Apart from innovations and scientific package of practices developed and transferred from R&D institutes, innovations in the form of grassroot level technologies and methodologies developed by some of the innovative farmers and rural youth are benefiting widely to farmers and have also been accepted across the system. Such innovative technologies and methodologies are largely confined to some locations. Benefits accrued from such innovative ideas need to be widely shared across the country. And the scientific talents behind such grassroot level innovations need to be encouraged and recognized. Valuable ideas and techniques generated by them largely go unnoticed owing to lack of proper documentation and opportunities for wider dissemination. An initial and pioneering attempt in this direction has been made by the Division of Agricultural Extension, ICAR, to document such innovations developed across the country in the form of this publication “Farm Innovators – 2010” for the benefit of various stakeholders.
The KVKs across the country and eight Zonal Project Directors have played a key role in searching and documenting these innovations of practical importance. The Zonal level expert committee analyzed innovations for their scientific logic and further screening was done at national level for selecting innovations with soundscientific base and wider applicability in the country.
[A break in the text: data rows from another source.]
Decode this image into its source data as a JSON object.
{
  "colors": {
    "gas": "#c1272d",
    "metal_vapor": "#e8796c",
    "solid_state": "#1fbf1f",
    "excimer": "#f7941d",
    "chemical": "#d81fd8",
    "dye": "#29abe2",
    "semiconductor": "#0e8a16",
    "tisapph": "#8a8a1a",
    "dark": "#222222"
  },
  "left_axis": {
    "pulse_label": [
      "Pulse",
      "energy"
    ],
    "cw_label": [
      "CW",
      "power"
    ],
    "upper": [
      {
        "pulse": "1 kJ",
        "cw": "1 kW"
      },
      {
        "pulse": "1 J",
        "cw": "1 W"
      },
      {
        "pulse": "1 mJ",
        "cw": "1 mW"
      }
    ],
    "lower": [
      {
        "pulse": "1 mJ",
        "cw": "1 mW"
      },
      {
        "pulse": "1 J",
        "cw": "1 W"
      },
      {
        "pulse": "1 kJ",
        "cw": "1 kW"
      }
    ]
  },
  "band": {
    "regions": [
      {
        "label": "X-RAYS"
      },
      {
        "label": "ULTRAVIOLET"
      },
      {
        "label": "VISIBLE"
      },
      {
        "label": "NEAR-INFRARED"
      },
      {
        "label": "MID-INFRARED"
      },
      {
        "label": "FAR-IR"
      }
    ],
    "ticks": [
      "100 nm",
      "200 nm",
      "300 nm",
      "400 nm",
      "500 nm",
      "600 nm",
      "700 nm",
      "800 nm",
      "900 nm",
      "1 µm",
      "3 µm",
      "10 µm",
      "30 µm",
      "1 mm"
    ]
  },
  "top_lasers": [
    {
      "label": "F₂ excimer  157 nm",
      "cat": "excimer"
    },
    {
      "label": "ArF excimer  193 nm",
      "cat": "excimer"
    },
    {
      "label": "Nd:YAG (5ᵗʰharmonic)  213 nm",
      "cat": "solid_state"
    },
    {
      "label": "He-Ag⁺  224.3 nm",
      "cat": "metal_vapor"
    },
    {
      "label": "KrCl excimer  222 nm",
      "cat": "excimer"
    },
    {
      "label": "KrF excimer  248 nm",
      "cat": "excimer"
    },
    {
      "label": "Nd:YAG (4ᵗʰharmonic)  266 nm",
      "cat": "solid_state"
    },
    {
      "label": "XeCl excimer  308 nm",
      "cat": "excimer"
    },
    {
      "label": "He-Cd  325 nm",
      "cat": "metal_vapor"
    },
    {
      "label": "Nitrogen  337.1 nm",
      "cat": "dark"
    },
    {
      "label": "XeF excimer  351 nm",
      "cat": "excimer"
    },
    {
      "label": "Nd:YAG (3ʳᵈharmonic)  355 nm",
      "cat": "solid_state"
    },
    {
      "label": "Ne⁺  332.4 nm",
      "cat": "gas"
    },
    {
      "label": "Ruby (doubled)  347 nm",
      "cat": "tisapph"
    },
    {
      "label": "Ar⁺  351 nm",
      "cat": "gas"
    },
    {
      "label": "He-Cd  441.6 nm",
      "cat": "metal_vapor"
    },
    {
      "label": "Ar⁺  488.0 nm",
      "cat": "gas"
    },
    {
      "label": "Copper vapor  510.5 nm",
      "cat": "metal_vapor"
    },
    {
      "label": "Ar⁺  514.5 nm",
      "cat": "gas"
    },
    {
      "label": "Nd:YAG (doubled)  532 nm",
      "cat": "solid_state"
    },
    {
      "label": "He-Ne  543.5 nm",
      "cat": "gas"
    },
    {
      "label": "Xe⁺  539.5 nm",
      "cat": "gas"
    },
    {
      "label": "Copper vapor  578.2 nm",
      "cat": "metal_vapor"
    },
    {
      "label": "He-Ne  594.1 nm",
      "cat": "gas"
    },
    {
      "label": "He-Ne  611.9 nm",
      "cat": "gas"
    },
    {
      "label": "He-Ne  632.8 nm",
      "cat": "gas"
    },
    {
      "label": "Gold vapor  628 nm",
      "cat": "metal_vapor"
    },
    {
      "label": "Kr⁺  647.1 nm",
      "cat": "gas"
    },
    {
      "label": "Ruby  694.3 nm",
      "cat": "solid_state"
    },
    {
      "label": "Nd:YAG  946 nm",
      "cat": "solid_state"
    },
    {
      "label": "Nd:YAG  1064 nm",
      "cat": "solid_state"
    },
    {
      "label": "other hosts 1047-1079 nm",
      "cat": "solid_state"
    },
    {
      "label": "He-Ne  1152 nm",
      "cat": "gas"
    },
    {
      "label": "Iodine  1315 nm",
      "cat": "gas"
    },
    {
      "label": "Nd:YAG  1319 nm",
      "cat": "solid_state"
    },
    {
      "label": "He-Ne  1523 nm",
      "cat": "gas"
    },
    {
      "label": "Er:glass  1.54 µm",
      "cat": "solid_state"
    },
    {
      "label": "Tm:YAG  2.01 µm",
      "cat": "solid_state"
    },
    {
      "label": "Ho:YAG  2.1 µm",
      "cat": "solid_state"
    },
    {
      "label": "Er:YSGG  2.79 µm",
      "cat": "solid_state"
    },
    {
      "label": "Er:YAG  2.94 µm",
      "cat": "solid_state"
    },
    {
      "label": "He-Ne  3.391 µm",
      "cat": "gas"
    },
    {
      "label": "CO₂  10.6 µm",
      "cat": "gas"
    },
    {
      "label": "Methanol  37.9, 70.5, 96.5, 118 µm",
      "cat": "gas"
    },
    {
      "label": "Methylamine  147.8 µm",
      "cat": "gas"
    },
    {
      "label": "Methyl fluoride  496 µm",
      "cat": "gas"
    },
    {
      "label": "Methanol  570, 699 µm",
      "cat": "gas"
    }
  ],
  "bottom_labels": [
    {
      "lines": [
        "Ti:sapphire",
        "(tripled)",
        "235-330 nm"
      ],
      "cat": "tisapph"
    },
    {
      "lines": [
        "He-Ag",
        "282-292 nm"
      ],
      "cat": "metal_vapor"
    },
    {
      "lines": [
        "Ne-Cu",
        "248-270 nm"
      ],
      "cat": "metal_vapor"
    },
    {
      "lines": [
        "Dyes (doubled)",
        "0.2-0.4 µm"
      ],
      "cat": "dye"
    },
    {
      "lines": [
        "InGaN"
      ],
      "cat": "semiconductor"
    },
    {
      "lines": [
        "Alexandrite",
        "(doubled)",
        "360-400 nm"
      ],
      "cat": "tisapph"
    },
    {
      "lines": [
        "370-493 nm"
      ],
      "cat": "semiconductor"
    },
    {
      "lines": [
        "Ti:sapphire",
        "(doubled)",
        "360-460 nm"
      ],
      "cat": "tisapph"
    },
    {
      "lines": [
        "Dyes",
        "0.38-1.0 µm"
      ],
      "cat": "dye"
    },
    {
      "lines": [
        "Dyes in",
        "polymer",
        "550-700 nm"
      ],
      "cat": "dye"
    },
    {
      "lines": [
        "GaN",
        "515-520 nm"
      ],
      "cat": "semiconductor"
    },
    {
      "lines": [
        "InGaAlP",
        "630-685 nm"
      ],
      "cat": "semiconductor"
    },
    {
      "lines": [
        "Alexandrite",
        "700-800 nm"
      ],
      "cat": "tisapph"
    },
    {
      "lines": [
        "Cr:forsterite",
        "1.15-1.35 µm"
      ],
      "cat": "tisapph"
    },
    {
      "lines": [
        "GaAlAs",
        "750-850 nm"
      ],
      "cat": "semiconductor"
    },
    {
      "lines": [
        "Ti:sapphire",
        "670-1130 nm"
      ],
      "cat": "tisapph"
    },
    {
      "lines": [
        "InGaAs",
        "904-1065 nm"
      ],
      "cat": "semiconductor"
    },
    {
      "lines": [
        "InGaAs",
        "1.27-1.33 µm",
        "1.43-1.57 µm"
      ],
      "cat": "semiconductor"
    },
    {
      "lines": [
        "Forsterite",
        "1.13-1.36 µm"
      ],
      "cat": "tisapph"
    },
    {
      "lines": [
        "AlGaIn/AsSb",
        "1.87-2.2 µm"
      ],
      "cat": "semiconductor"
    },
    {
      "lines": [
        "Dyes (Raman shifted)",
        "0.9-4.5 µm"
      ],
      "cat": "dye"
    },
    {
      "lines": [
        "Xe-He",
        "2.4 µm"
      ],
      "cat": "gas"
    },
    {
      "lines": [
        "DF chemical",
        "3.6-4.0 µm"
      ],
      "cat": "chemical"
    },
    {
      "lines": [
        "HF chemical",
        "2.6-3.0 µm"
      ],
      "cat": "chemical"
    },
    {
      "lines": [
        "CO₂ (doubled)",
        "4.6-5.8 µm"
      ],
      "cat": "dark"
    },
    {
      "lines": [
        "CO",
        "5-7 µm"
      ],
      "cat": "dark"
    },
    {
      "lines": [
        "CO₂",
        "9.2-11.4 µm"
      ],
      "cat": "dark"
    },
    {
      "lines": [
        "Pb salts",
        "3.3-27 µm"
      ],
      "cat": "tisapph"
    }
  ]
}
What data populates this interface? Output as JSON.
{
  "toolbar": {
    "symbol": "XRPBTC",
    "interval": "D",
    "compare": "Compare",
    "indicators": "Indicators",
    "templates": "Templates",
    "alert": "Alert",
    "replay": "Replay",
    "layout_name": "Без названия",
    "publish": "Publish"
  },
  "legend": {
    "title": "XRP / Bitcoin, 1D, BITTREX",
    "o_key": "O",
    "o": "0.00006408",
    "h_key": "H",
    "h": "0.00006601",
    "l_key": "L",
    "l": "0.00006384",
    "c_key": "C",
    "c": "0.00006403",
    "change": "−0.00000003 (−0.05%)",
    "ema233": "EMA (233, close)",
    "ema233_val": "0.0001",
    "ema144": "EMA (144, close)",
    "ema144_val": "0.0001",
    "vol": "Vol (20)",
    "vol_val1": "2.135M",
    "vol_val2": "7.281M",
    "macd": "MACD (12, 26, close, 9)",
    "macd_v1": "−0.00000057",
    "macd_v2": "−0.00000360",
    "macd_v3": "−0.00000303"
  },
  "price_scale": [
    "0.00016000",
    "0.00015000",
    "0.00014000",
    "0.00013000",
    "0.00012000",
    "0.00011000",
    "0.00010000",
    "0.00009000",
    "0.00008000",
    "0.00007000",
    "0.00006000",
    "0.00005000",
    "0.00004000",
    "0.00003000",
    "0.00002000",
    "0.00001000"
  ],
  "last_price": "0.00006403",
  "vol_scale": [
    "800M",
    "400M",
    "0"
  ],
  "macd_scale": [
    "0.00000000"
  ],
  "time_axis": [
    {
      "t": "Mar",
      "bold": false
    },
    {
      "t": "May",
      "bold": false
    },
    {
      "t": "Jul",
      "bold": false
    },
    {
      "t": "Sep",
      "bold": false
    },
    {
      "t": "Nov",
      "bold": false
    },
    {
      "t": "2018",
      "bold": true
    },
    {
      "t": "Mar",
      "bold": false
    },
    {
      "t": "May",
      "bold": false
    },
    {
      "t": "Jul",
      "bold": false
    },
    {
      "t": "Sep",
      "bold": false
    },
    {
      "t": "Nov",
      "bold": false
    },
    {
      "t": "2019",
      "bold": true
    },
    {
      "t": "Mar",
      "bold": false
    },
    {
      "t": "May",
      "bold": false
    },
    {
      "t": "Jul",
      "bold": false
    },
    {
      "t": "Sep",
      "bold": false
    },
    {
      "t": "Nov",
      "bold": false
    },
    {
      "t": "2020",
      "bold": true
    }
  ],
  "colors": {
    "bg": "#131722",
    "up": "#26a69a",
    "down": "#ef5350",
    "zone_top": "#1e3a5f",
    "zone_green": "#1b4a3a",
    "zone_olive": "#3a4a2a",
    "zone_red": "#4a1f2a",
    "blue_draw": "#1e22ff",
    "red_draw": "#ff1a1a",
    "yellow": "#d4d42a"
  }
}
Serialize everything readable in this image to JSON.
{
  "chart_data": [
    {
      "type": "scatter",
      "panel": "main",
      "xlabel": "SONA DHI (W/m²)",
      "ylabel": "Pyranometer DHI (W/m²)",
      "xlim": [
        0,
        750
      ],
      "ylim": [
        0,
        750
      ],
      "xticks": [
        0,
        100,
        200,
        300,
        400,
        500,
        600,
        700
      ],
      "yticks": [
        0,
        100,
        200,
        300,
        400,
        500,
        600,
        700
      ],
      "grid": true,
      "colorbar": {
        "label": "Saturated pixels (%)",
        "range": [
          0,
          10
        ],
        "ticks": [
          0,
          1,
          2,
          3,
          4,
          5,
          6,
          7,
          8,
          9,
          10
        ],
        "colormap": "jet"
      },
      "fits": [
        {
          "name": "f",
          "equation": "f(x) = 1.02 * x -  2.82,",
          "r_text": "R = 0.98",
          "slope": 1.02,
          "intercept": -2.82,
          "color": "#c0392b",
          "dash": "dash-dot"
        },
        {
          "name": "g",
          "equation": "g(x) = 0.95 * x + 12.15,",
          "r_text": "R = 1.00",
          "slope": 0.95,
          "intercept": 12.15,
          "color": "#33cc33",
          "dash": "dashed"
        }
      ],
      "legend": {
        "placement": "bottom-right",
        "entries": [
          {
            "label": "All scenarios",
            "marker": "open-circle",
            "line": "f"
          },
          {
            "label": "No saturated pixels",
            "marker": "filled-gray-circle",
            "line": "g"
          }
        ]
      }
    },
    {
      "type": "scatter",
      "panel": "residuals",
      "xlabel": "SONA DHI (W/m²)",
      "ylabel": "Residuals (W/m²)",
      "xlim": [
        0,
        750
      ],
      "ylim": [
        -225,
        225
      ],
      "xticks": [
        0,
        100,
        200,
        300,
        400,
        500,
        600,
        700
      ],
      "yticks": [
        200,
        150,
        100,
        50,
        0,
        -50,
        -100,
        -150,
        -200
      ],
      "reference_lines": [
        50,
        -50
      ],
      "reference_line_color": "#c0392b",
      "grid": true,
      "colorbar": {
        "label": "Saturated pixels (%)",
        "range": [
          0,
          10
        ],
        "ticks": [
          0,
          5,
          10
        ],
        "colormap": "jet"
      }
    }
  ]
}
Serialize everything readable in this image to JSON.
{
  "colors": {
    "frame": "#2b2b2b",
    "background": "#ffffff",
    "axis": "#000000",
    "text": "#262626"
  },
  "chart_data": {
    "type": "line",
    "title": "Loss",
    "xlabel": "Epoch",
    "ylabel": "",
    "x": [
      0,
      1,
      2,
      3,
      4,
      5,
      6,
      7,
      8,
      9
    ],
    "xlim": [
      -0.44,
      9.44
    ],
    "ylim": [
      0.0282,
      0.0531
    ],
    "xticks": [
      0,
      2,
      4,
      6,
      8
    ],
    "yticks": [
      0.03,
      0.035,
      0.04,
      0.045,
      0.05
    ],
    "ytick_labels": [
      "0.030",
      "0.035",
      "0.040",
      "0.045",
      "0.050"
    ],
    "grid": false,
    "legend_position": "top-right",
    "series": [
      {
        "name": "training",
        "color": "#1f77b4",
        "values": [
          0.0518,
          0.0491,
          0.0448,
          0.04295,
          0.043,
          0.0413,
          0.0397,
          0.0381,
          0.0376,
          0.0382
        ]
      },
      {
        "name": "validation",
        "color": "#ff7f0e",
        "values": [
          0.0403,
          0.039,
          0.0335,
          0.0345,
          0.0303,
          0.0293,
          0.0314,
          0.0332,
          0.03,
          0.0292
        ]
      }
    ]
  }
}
Out of 196 farm innovations received 139 were finalized under eight thematic areas—Crop improvement (13); Crop production (16); Crop diversification (8); Crop protection (14); Farm machinery (61); Water Management (8); Live stock and fisheries management (10) and Post harvest technology and value-addition (9). These 139 selected innovations have been documented and presented in this publication in an uniform format giving details of innovators, innovations and their applications illustrated with suitable photographs.